D0352276 / CSL-YOLO

A state of the art of new lightweight YOLO model implemented by TensorFlow 2. This project is the official code for the paper "CSL-YOLO: A Cross-Stage Lightweight Object Detector with Low FLOPs"in IEEE ISCAS 2022.
MIT License
61 stars 12 forks source link

data format #4

Open Piplebobble opened 3 years ago

Piplebobble commented 3 years ago

hello,you say your data format is different from the official format of MS_COCO,so how can I get JSON files like you? thanks!

D0352276 commented 3 years ago

HI, as mentioned in the readme, you need to write a program to convert your data set into the form of [x,y,w,h,confidence,class], if there is no special requirement, confidence will default to 1.0.

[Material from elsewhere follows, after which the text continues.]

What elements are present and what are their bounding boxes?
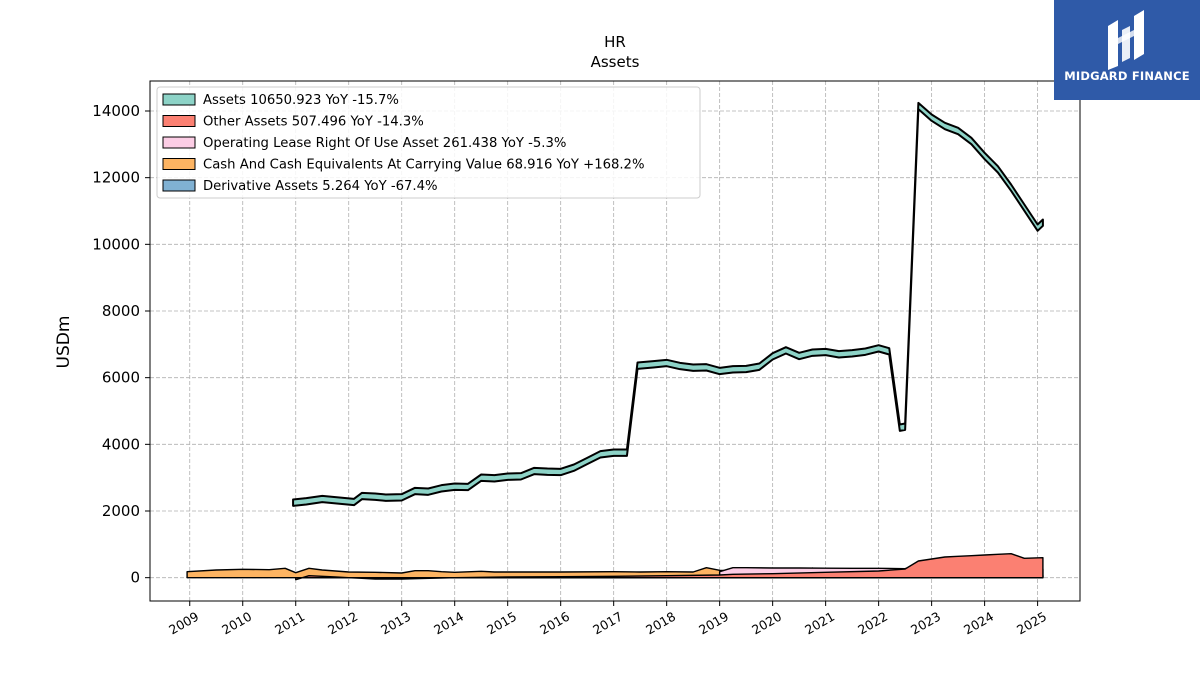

Piplebobble commented 3 years ago

OK,I have get it ,but I find that my training process is very slow. My input size is 416 * 416,I have 13000 training images and 2500 verification images ,batch size=16,My GPU occupation is as follows, but it still takes 25 minutes to have an epoch,Is this normal?thanks image

D0352276 commented 3 years ago

It’s not normal that an epoch takes 25 minutes (for 13000 images). The original "step_per_epoch=7327" was set for MS-COCO. You can calculate the new number yourself, "step_per_epoch=13000/batch_size", which should speed up a lot

Piplebobble commented 3 years ago

I've changed the value of “step_per_epoch=848” and input size=224*224,and now it takes 5 minutes to train a epoch with gpu 20G occupied, Is this normal?(I don't know if it's slow),thanks!!

D0352276 commented 3 years ago

I use two 1080ti to train 110,000 images (step_per_epoch=7327). At 224x224, an epoch takes about 30~35 minutes, so it is normal and very fast for an epoch to take five minutes.

Piplebobble commented 3 years ago

After training 50 + 40 + 20 epoch, I evaluated the model,Its map is only 22% (with 13000 training data-VOC). I don't know why,Can you give me some suggestions?( I haven't changed backbone and fpn repeat, anchors or other things, I just changed labels and step per_ epoch and not use the "init_weight_path") and the“fpn_filters=112”,What is it for?thank you!!!

D0352276 commented 3 years ago

Try changing the focal loss of line 388 in csl_yolo.py to the loss of line 389. I have found that sometimes the training is very unstable:

cnfd_loss=self._ConfidenceFocalLoss(pred_y,true_mask,ignore_mask,true_wht)

replace with

cnfd_loss=self._ConfidenceLoss(pred_y,true_mask,ignore_mask,true_wht)


"fpn_filters" represents the number of channels in all feature maps in CSL-FPN. A larger number usually results in better performance but also slows down the model speed. For details, you can refer to my paper. In addition, you are not the first man to tell me this issue, and I will investigate this issue further in the next few days. thank you too.